On the other hand, maybe we expect too much from albums and/or the musicians who create them. We look to them to inspire, uplift and generally make us feel better about our tiny lives or in the very least provide a background or context to whatever the hell it is we are doing. My life has been punctuated by such moments. Would my life experiences or memories be as rich and multidimensional without the addition of a soundtrack of my picking but not one bit of my creation? I sort of doubt it. So, what does it mean when someone produces nine songs (one being a fairly meh cover of a completely excellent song, the Easybeats, Friday on My Mind) that are entirely forgettable if not interchangeable? All the familiar tropes are there in addition to a hint of a narrative arc- or perhaps I am imagining things. Listened to in order, this album is the story of a failed relationship – although given Frampton’s lyrics, I don’t blame the women who broke up with him, he sounds like a self-involved mess. Here’s a cheat sheet:

"Dig What I Say" – I’ve found a new love and boy is she hot. 

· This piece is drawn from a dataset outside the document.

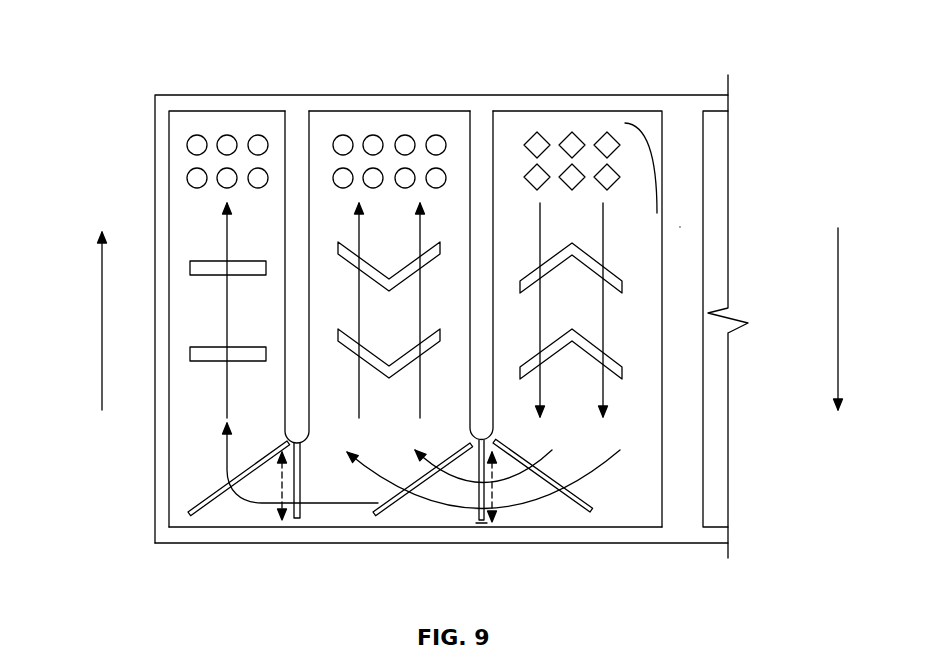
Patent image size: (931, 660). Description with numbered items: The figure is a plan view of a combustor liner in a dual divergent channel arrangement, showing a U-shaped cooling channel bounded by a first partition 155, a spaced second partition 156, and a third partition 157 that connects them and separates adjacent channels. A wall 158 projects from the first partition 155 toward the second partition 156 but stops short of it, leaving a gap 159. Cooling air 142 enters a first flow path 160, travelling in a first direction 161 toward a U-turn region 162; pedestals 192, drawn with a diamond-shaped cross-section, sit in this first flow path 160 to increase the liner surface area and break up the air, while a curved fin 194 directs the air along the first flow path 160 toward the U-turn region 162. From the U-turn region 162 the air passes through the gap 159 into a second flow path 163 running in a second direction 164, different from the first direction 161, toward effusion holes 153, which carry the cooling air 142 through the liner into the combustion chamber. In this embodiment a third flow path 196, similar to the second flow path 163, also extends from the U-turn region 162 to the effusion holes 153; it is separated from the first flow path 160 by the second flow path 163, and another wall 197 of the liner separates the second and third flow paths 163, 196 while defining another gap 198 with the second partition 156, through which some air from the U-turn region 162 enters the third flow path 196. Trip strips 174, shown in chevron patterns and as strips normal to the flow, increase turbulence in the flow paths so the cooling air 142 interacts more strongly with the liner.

"I Don't Wanna Let You Go" - You are over me. I still think you are hot. You are making a big mistake. 

"Rise Up" - You have broken up with me. 

“Wasting the Night Away"- Our love was a complete sham, but I may have convinced you to sleep with me one last time. 

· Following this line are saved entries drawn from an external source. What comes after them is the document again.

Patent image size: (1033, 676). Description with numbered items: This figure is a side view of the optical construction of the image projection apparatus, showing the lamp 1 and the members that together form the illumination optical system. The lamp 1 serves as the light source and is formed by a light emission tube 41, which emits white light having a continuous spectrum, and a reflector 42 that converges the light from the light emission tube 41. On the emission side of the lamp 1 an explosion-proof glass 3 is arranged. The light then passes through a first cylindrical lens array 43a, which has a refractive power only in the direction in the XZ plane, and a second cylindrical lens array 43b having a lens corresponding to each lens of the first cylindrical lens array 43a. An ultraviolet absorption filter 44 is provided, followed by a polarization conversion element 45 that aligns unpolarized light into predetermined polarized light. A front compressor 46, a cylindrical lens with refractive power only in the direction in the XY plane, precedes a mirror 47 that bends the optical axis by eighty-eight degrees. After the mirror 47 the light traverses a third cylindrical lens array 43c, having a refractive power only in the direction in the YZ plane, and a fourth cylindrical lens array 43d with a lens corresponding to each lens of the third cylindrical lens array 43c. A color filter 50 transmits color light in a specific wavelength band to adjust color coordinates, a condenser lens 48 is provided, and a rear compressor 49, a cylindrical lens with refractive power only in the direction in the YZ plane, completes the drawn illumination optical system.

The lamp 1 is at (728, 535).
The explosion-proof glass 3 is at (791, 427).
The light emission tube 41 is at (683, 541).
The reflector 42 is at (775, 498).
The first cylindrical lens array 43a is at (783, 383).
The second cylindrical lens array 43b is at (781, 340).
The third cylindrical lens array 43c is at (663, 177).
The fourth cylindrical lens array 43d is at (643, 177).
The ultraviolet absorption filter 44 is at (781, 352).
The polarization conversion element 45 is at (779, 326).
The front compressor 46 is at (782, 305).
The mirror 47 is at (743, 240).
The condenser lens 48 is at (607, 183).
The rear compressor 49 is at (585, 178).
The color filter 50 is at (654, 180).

"Going to L.A."  - I regret saying that our love was a sham. I can be a better boyfriend.

"You Kill Me" – I am asking for a second chance. You are right, I didn’t understand you.

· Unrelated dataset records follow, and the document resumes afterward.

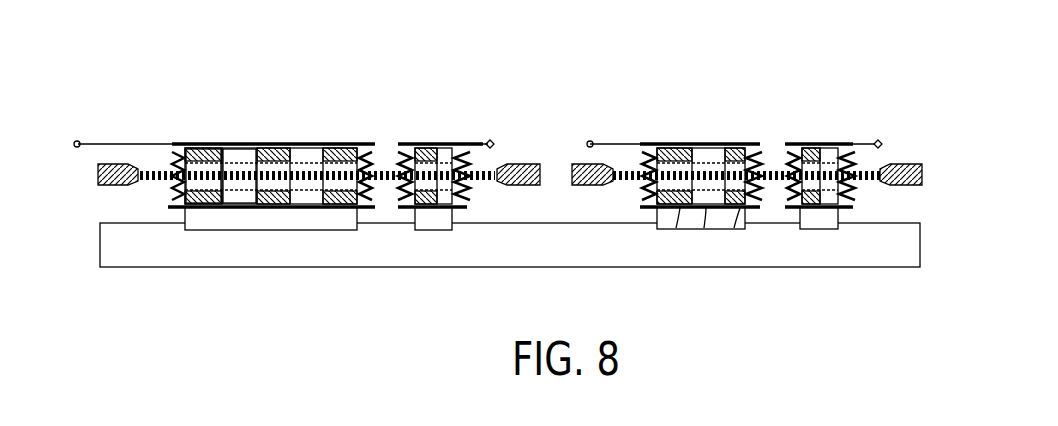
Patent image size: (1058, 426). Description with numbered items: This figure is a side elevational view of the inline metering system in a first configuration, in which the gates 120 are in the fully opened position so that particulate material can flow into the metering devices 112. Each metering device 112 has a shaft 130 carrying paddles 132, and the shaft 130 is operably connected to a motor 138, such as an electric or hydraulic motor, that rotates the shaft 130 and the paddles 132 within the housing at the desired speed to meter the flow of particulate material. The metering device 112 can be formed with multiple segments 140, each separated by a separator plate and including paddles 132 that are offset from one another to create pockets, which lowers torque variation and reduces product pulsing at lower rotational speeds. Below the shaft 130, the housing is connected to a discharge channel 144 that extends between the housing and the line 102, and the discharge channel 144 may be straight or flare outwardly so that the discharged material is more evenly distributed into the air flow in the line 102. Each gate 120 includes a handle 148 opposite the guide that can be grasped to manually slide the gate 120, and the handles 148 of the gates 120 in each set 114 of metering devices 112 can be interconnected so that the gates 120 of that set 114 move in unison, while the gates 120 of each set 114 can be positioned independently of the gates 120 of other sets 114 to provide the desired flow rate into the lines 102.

The line 102 is at (127, 262).
The metering device 112 is at (308, 140).
The set of metering devices 114 is at (357, 140).
The gate 120 is at (128, 144).
The shaft 130 is at (240, 152).
The paddles 132 is at (213, 152).
The motor 138 is at (118, 187).
The segments 140 is at (735, 222).
The discharge channel 144 is at (197, 223).
The handle 148 is at (76, 144).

"Friday on My Mind" - Maybe I have moved on…. 

"Lost a Part of You" – I am sorry, I am too broken to date anyone.

"Breaking All the Rules" – Weird quasi-political song about humanity’s dystopian state of being.

During the recounting of this (I am assuming) blissfully short relationship we are wowed with lyrics like: 

“Put on some make-up baby dress up to kill

Dig what I'm saying cause it gives me a thrill

That's what I want to see, you know it's all for me” (Dig What I Say)

 

“When I love with you

All the things we plan to do

Now they tell me you've gone

Well it won't be for very long, baby” (I Don’t Want to Let You Go)


“Yesterday you called my name

Now you're gone and I'm insane

Seems I've made the same mistake again” (Going to L.A.)


“Hey baby, give me a break

I seem so frantic

It might be too late

I'm trying, trying to hard

Trying to see what's behind the façade” (You Kill Me)


“Oh, nobody helped me when I lost a part of you 

No one can help me through this crazy world but you” (Lost a Part of You)


Excuse me while I go make sure 1981 Peter Frampton never gets my phone number.